I'm a fan of Neil DeGrasse Tyson. I don't think he's lying about this.
I think you might be speaking politics. I'm thinking science.
I can recommend an alternative methodology if you want to check for yourself.
Academic journals have something called impact factors, it`s basically a way of ranking journals in a particular discipline based on the average number of citations a paper from that journal receives.
For the past few years, the top journals have been
Journal of Climate,
Bulletin of the American Meteorological Society,
Global Biogeochemical Cycles,
Atmospheric Chemistry and Physics (open access, no paywall!), and
Climate Dynamics.
Pick an issue from one of the journals, or many journals from one month, and just sample. To be scientifically rigorous of course you should randomly sample (to eliminate bias) from the population, which includes far more than the top 5. Check out the abstracts. How many support the mainstream view, and how many do not? Count abstracts that offer no indication towards the mainstream view or contrarian views as not a success, and those that do obviously as successes. Ignore papers on methodology development that make no conclusions one way or the other. So now you have a number of abstracts you viewed (minus the excluded method papers), the number of successes, and the probability of a success. You can test the 97% figure for yourself with an online binomial probability calculator, to test the statistical hypothesis that the 97% figure is true. All you need is three numbers, the number of trials (number of sampled articles), the number of successes (articles supporting human induced climate change) and a test expected proportion (the 97% figure estimated by other studies of the literature).
As an example, suppose you sampled 24 articles, and 20 of them are supporting human induced climate change. This is less than 24*0.97=23.3 expected. But of course there is a distribution of results we should expect, so we need to take into account the distribution of possible results, i.e. 1 fail 23 successes, 2 fails 22 successes, etc. The calculator will determine the probability of the number of observed successes given the expected proportion of successes. If there is evidence that the expected proportion is wrong, the probability calculated will be less than our significance level. The standard is 5% or 0.05.

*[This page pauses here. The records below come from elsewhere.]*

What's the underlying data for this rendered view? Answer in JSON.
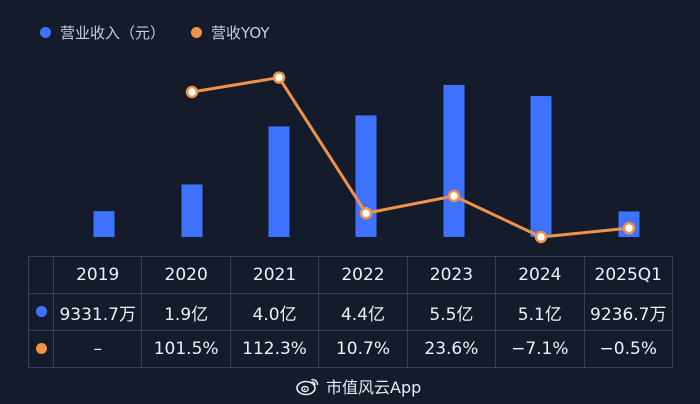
{
  "legend": {
    "revenue_label": "营业收入（元）",
    "yoy_label": "营收YOY"
  },
  "colors": {
    "revenue": "#3f73ff",
    "yoy": "#f0934a",
    "background": "#141b2b"
  },
  "table": {
    "years": [
      "2019",
      "2020",
      "2021",
      "2022",
      "2023",
      "2024",
      "2025Q1"
    ],
    "revenue_row": [
      "9331.7万",
      "1.9亿",
      "4.0亿",
      "4.4亿",
      "5.5亿",
      "5.1亿",
      "9236.7万"
    ],
    "yoy_row": [
      "–",
      "101.5%",
      "112.3%",
      "10.7%",
      "23.6%",
      "−7.1%",
      "−0.5%"
    ]
  },
  "watermark": {
    "text": "市值风云App",
    "icon": "weibo-logo-icon"
  },
  "chart_data": {
    "type": "bar",
    "categories": [
      "2019",
      "2020",
      "2021",
      "2022",
      "2023",
      "2024",
      "2025Q1"
    ],
    "series": [
      {
        "name": "营业收入（元）",
        "type": "bar",
        "unit": "亿元",
        "values": [
          0.933,
          1.9,
          4.0,
          4.4,
          5.5,
          5.1,
          0.924
        ]
      },
      {
        "name": "营收YOY",
        "type": "line",
        "unit": "%",
        "values": [
          null,
          101.5,
          112.3,
          10.7,
          23.6,
          -7.1,
          -0.5
        ]
      }
    ],
    "legend_position": "top-left",
    "grid": false
  }
}
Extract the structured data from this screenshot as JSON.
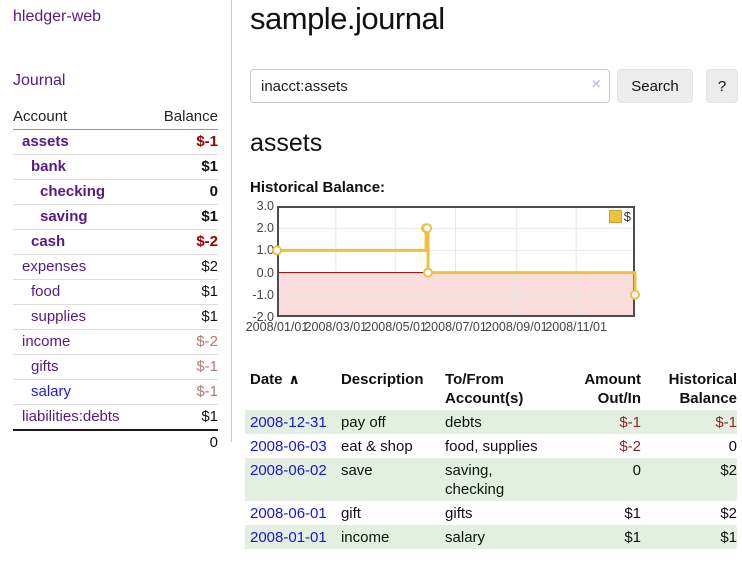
{
  "app": {
    "title": "hledger-web",
    "nav_journal": "Journal"
  },
  "colors": {
    "link_purple": "#551a8b",
    "link_blue": "#1515dd",
    "negative_strong": "#9b0000",
    "negative_light": "#b97575",
    "table_negative": "#941f1f",
    "row_stripe_green": "#e2efe1",
    "series_yellow": "#edc240"
  },
  "sidebar": {
    "header": {
      "account": "Account",
      "balance": "Balance"
    },
    "accounts": [
      {
        "name": "assets",
        "depth": 1,
        "bold": true,
        "balance": "$-1",
        "balance_color": "neg-strong"
      },
      {
        "name": "bank",
        "depth": 2,
        "bold": true,
        "balance": "$1",
        "balance_color": "plain"
      },
      {
        "name": "checking",
        "depth": 3,
        "bold": true,
        "balance": "0",
        "balance_color": "plain"
      },
      {
        "name": "saving",
        "depth": 3,
        "bold": true,
        "balance": "$1",
        "balance_color": "plain"
      },
      {
        "name": "cash",
        "depth": 2,
        "bold": true,
        "balance": "$-2",
        "balance_color": "neg-strong"
      },
      {
        "name": "expenses",
        "depth": 1,
        "bold": false,
        "balance": "$2",
        "balance_color": "plain"
      },
      {
        "name": "food",
        "depth": 2,
        "bold": false,
        "balance": "$1",
        "balance_color": "plain"
      },
      {
        "name": "supplies",
        "depth": 2,
        "bold": false,
        "balance": "$1",
        "balance_color": "plain"
      },
      {
        "name": "income",
        "depth": 1,
        "bold": false,
        "balance": "$-2",
        "balance_color": "neg-light"
      },
      {
        "name": "gifts",
        "depth": 2,
        "bold": false,
        "balance": "$-1",
        "balance_color": "neg-light"
      },
      {
        "name": "salary",
        "depth": 2,
        "bold": false,
        "balance": "$-1",
        "balance_color": "neg-light",
        "link_color": "blue"
      },
      {
        "name": "liabilities:debts",
        "depth": 1,
        "bold": false,
        "balance": "$1",
        "balance_color": "plain"
      }
    ],
    "total": "0"
  },
  "header": {
    "title": "sample.journal"
  },
  "search": {
    "value": "inacct:assets",
    "clear_icon": "×",
    "button": "Search",
    "help_button": "?"
  },
  "account_page": {
    "heading": "assets",
    "chart_label": "Historical Balance:"
  },
  "chart_data": {
    "type": "line",
    "title": "Historical Balance:",
    "line_style": "steps",
    "series": [
      {
        "name": "$",
        "color": "#edc240",
        "points": [
          [
            "2008-01-01",
            1
          ],
          [
            "2008-06-01",
            2
          ],
          [
            "2008-06-02",
            2
          ],
          [
            "2008-06-03",
            0
          ],
          [
            "2008-12-31",
            -1
          ]
        ]
      }
    ],
    "xlim": [
      "2008-01-01",
      "2008-12-31"
    ],
    "ylim": [
      -2,
      3
    ],
    "x_ticks": [
      "2008/01/01",
      "2008/03/01",
      "2008/05/01",
      "2008/07/01",
      "2008/09/01",
      "2008/11/01"
    ],
    "y_ticks": [
      "3.0",
      "2.0",
      "1.0",
      "0.0",
      "-1.0",
      "-2.0"
    ],
    "grid": true,
    "grid_color": "#e6e6e6",
    "border_color": "#4d4d4d",
    "negative_region_color": "#fbdcdc",
    "zero_line_color": "#800000",
    "legend_position": "top-right"
  },
  "register_table": {
    "columns": [
      "Date",
      "Description",
      "To/From Account(s)",
      "Amount Out/In",
      "Historical Balance"
    ],
    "sort_icon": "∧",
    "rows": [
      {
        "date": "2008-12-31",
        "description": "pay off",
        "accounts": "debts",
        "amount": "$-1",
        "amount_neg": true,
        "balance": "$-1",
        "balance_neg": true
      },
      {
        "date": "2008-06-03",
        "description": "eat & shop",
        "accounts": "food, supplies",
        "amount": "$-2",
        "amount_neg": true,
        "balance": "0",
        "balance_neg": false
      },
      {
        "date": "2008-06-02",
        "description": "save",
        "accounts": "saving, checking",
        "amount": "0",
        "amount_neg": false,
        "balance": "$2",
        "balance_neg": false
      },
      {
        "date": "2008-06-01",
        "description": "gift",
        "accounts": "gifts",
        "amount": "$1",
        "amount_neg": false,
        "balance": "$2",
        "balance_neg": false
      },
      {
        "date": "2008-01-01",
        "description": "income",
        "accounts": "salary",
        "amount": "$1",
        "amount_neg": false,
        "balance": "$1",
        "balance_neg": false
      }
    ]
  }
}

So, at the standard 5% level of significance, do we have evidence that the expected proportion is wrong?
Sign and binomial test
The answer is no. Not until we have 18 or fewer successes out of 24 does the probability fall below our 5% level of significance.
You can test this for yourself Twila, it's very simple, and it's what we scientists do! Just three numbers in a calculator is all you need, and you'll very likely learn something along the way!